Décembre 2013, les anti-balakas, (groupe d’autodéfense composé de villageois et d’anciens militaires majoritairement chrétiens), se regroupent à Bangui afin de mettre fin au régime de Djotodia, le chef des Sélékas (coalition de rebelles et de mercenaires majoritairement musulmans), qui sème la terreur dans le pays depuis leur coup d’État, neuf mois auparavant. Le pays sombre alors dans un climat de vengeance : lynchages, pillages et exactions sont quotidiens. La photographe Laurence Geai a suivi de janvier à juin 2014 la crise humanitaire en Centrafrique et l’exode des populations musulmanes, conséquences directes de la guerre.
Laurence Geai est photojournaliste depuis 2014, elle vit à Paris.
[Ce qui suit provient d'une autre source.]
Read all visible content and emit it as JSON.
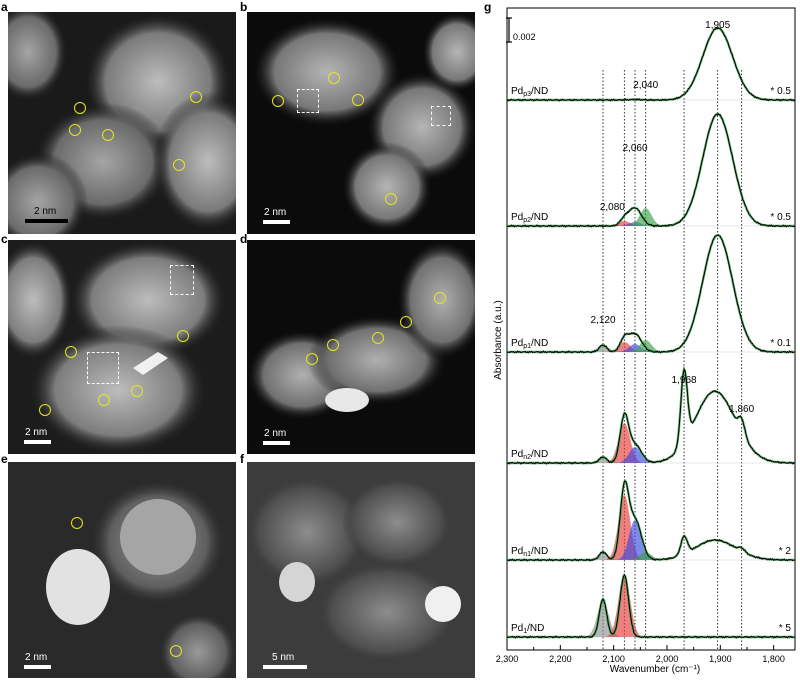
{
  "panels": [
    {
      "label": "a",
      "scale": "2 nm",
      "circles": [
        [
          80,
          108
        ],
        [
          75,
          130
        ],
        [
          108,
          135
        ],
        [
          196,
          97
        ],
        [
          179,
          165
        ]
      ],
      "boxes": []
    },
    {
      "label": "b",
      "scale": "2 nm",
      "circles": [
        [
          278,
          101
        ],
        [
          334,
          78
        ],
        [
          358,
          100
        ],
        [
          391,
          199
        ]
      ],
      "boxes": [
        [
          297,
          89,
          22,
          24
        ],
        [
          431,
          106,
          20,
          20
        ]
      ]
    },
    {
      "label": "c",
      "scale": "2 nm",
      "circles": [
        [
          71,
          352
        ],
        [
          183,
          336
        ],
        [
          104,
          400
        ],
        [
          137,
          391
        ],
        [
          45,
          410
        ]
      ],
      "boxes": [
        [
          87,
          352,
          32,
          32
        ],
        [
          170,
          265,
          24,
          30
        ]
      ]
    },
    {
      "label": "d",
      "scale": "2 nm",
      "circles": [
        [
          312,
          359
        ],
        [
          333,
          345
        ],
        [
          378,
          338
        ],
        [
          406,
          322
        ],
        [
          440,
          298
        ]
      ],
      "boxes": []
    },
    {
      "label": "e",
      "scale": "2 nm",
      "circles": [
        [
          77,
          523
        ],
        [
          176,
          651
        ]
      ],
      "boxes": []
    },
    {
      "label": "f",
      "scale": "5 nm",
      "circles": [],
      "boxes": []
    }
  ],
  "chart_data": {
    "type": "line",
    "panel_label": "g",
    "xlabel": "Wavenumber (cm⁻¹)",
    "ylabel": "Absorbance (a.u.)",
    "xlim": [
      2300,
      1760
    ],
    "x_ticks": [
      "2,300",
      "2,200",
      "2,100",
      "2,000",
      "1,900",
      "1,800"
    ],
    "x_tick_values": [
      2300,
      2200,
      2100,
      2000,
      1900,
      1800
    ],
    "scale_bar": "0.002",
    "line_colors": {
      "measured": "#000000",
      "fit": "#3aa04a",
      "pd1": "#e83a3a",
      "pd2": "#3a4ae0",
      "pd3": "#3aa04a",
      "gray": "#909090"
    },
    "traces": [
      {
        "sample": "Pd",
        "sub": "p3",
        "suffix": "/ND",
        "multiplier": "* 0.5",
        "baseline": 100,
        "amp": [
          0,
          0.06,
          0.45,
          0,
          72
        ],
        "comp": []
      },
      {
        "sample": "Pd",
        "sub": "p2",
        "suffix": "/ND",
        "multiplier": "* 0.5",
        "baseline": 226,
        "amp": [
          0,
          6,
          18,
          0,
          112
        ],
        "comp": [
          [
            2080,
            5
          ],
          [
            2060,
            4
          ],
          [
            2040,
            18
          ]
        ]
      },
      {
        "sample": "Pd",
        "sub": "p1",
        "suffix": "/ND",
        "multiplier": "* 0.1",
        "baseline": 352,
        "amp": [
          7,
          12,
          18,
          0,
          117
        ],
        "comp": [
          [
            2120,
            6
          ],
          [
            2080,
            10
          ],
          [
            2060,
            8
          ],
          [
            2040,
            12
          ]
        ]
      },
      {
        "sample": "Pd",
        "sub": "n2",
        "suffix": "/ND",
        "multiplier": "",
        "baseline": 463,
        "amp": [
          6,
          45,
          18,
          72,
          40
        ],
        "comp": [
          [
            2120,
            5
          ],
          [
            2080,
            40
          ],
          [
            2060,
            16
          ]
        ]
      },
      {
        "sample": "Pd",
        "sub": "n1",
        "suffix": "/ND",
        "multiplier": "* 2",
        "baseline": 560,
        "amp": [
          8,
          68,
          40,
          18,
          12
        ],
        "comp": [
          [
            2120,
            6
          ],
          [
            2080,
            65
          ],
          [
            2060,
            40
          ],
          [
            2040,
            8
          ]
        ]
      },
      {
        "sample": "Pd",
        "sub": "1",
        "suffix": "/ND",
        "multiplier": "* 5",
        "baseline": 637,
        "amp": [
          38,
          62,
          0,
          0,
          0
        ],
        "comp": [
          [
            2120,
            36
          ],
          [
            2080,
            62
          ]
        ]
      }
    ],
    "annotations": [
      {
        "text": "1,905",
        "x": 1905
      },
      {
        "text": "2,040",
        "x": 2040
      },
      {
        "text": "2,060",
        "x": 2060
      },
      {
        "text": "2,080",
        "x": 2080
      },
      {
        "text": "2,120",
        "x": 2120
      },
      {
        "text": "1,968",
        "x": 1968
      },
      {
        "text": "1,860",
        "x": 1860
      }
    ],
    "dotted_lines": [
      2120,
      2080,
      2060,
      2040,
      1968,
      1905,
      1860
    ]
  }
}
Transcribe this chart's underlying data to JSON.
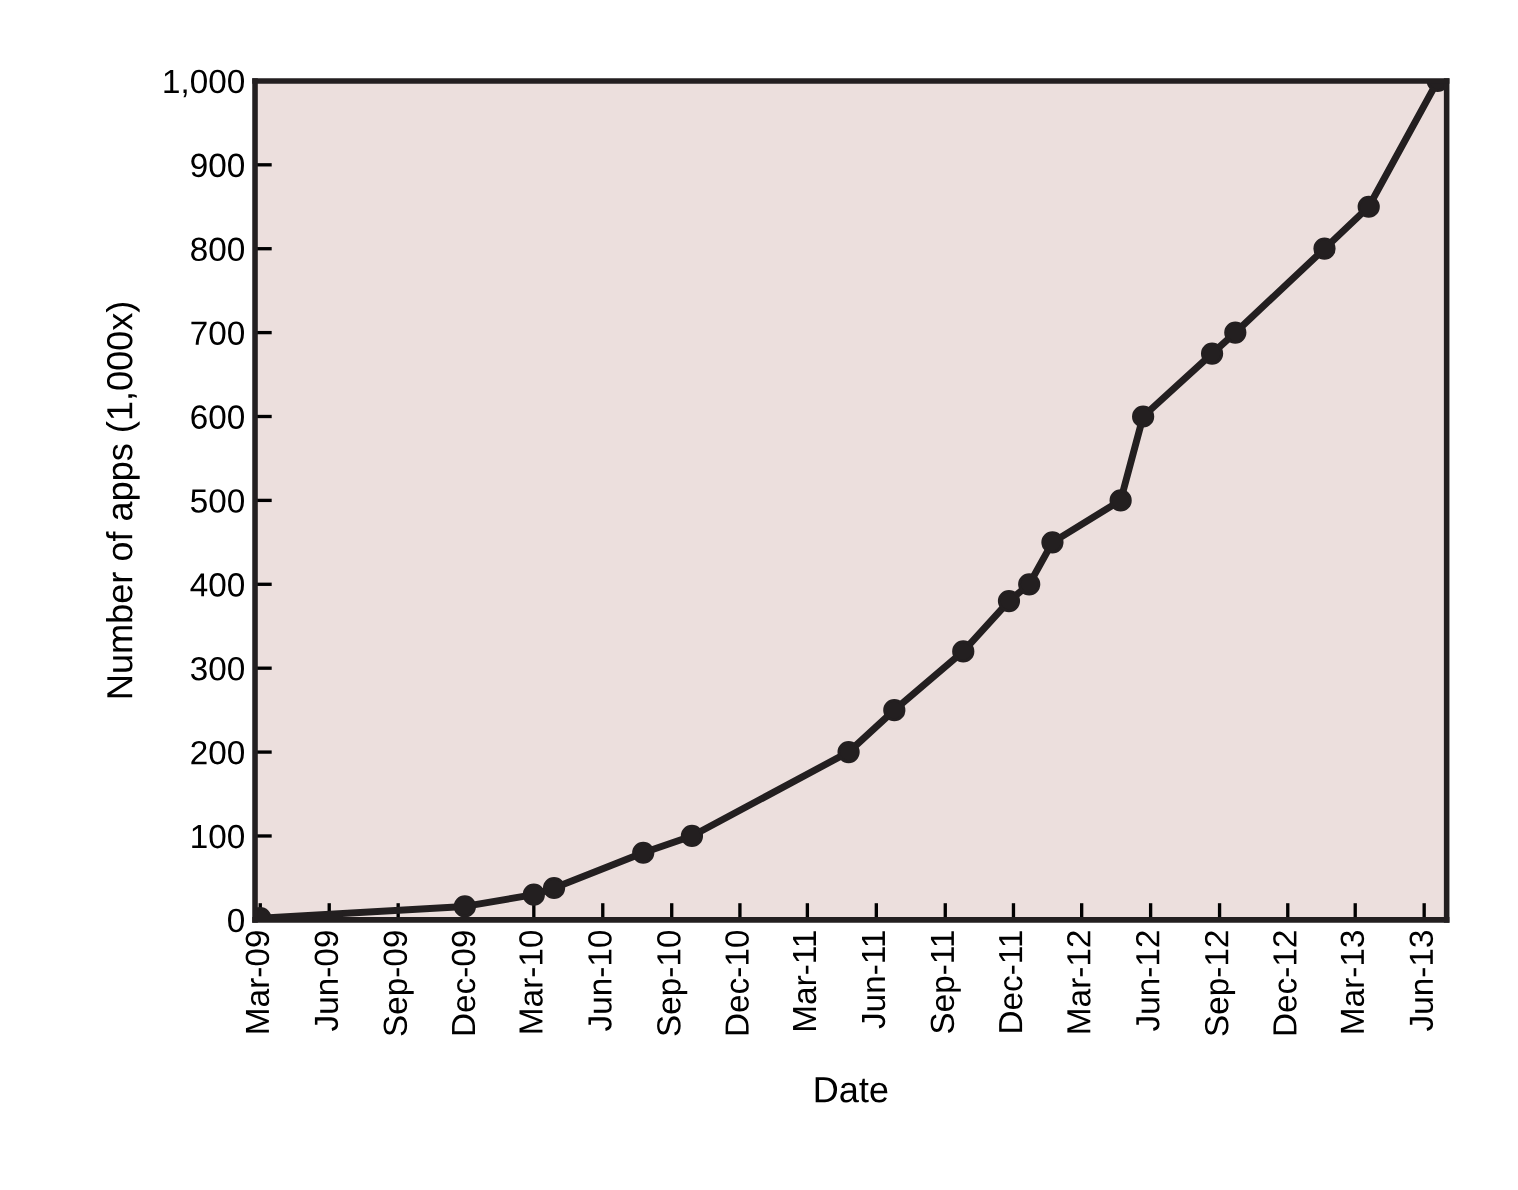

Elle collabore avec différents journaux français et étrangers. Elle questionne dans ses reportages les racines des guerres, que ce soit en Centrafrique, en Syrie, en Irak, en Israël, en Palestine et aujourd’hui en Ukraine. Son travail porte également sur les inégalités, la migration, la politique et divers problèmes sociétaux. Elle est lauréate du grand prix Les femmes s’exposent en 2020
et remporte un prix World Press pour sa série sur le covid en France en 2021. Elle intègre l’agence MYOP en 2022.